Cependant, quand les chercheurs ont manipulé les animaux pour épuiser leurs cerveaux de la protéine de prion, leur capacité de mémoire et comportement de creuser ont récupéré. D'une manière primordiale, a trouvé les chercheurs, la signalisation parmi des cellules du cerveau également récupérées.

« De façon générale, nous concluons que les avantages spectaculaires au fonctionnement et à la survie neuronaux chez les souris prion-infectées que nous avons montrées ici supportent la désignation d'objectifs neuronale [protéine de prion] directement comme approche thérapeutique, » avons écrit Mallucci et collègues.

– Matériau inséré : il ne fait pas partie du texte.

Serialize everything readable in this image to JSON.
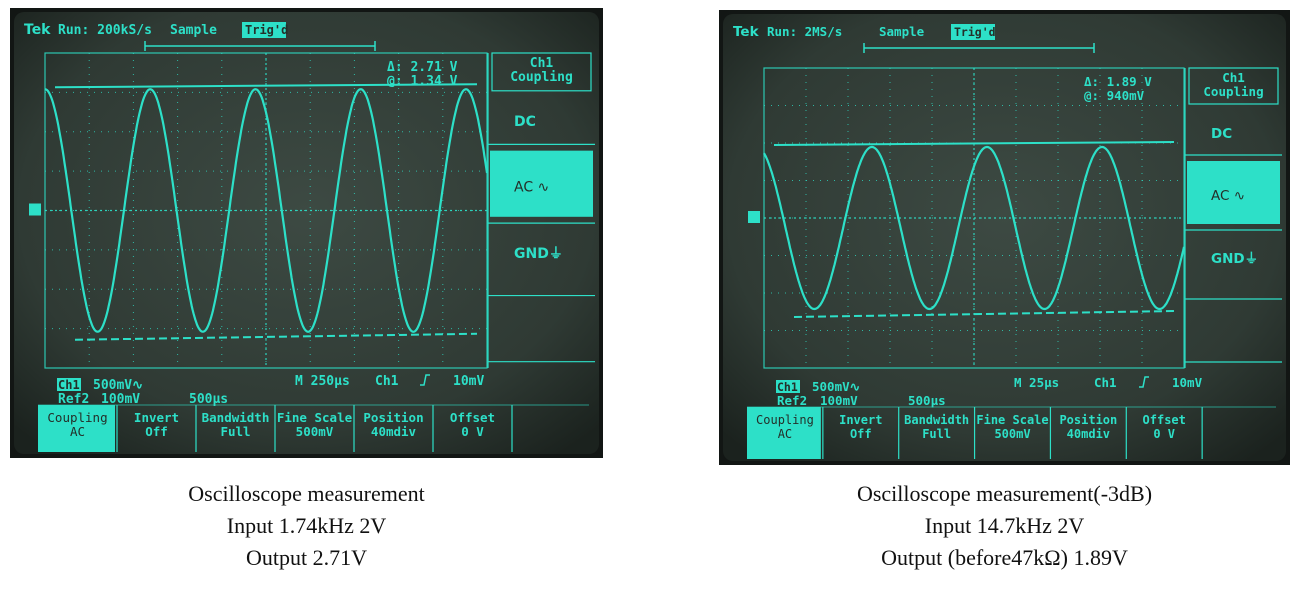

« Nos découvertes des déficits neurophysiologiques et cognitifs réversibles tôt se produisant avant la perte neuronale ouvrent les avenues neuves dans le domaine de prion, » elles ont écrit. « Jusqu'à présent, l'infection de prion chez les souris a été conventionnel diagnostiquée quand les déficits moteurs réfléchissent le neurodegeneration avancé. Maintenant l'identification des aides plus tôt de dysfonctionnement dirigent l'étude des mécanismes du neurotoxicity et des traitements vers de antérieurs stades de la maladie, quand le sauvetage est encore possible.

« Éventuellement elle peut également activer le contrôle préclinique des stratégies thérapeutiques par des points finaux cognitifs. Ces caractéristiques mènent maintenant à l'espoir que l'intervention précoce dans la maladie humaine de prion non seulement arrêtera l'étape progressive clinique mais permettra l'inversion des anomalies comportementales et cognitives tôt, » ont écrit les scientifiques.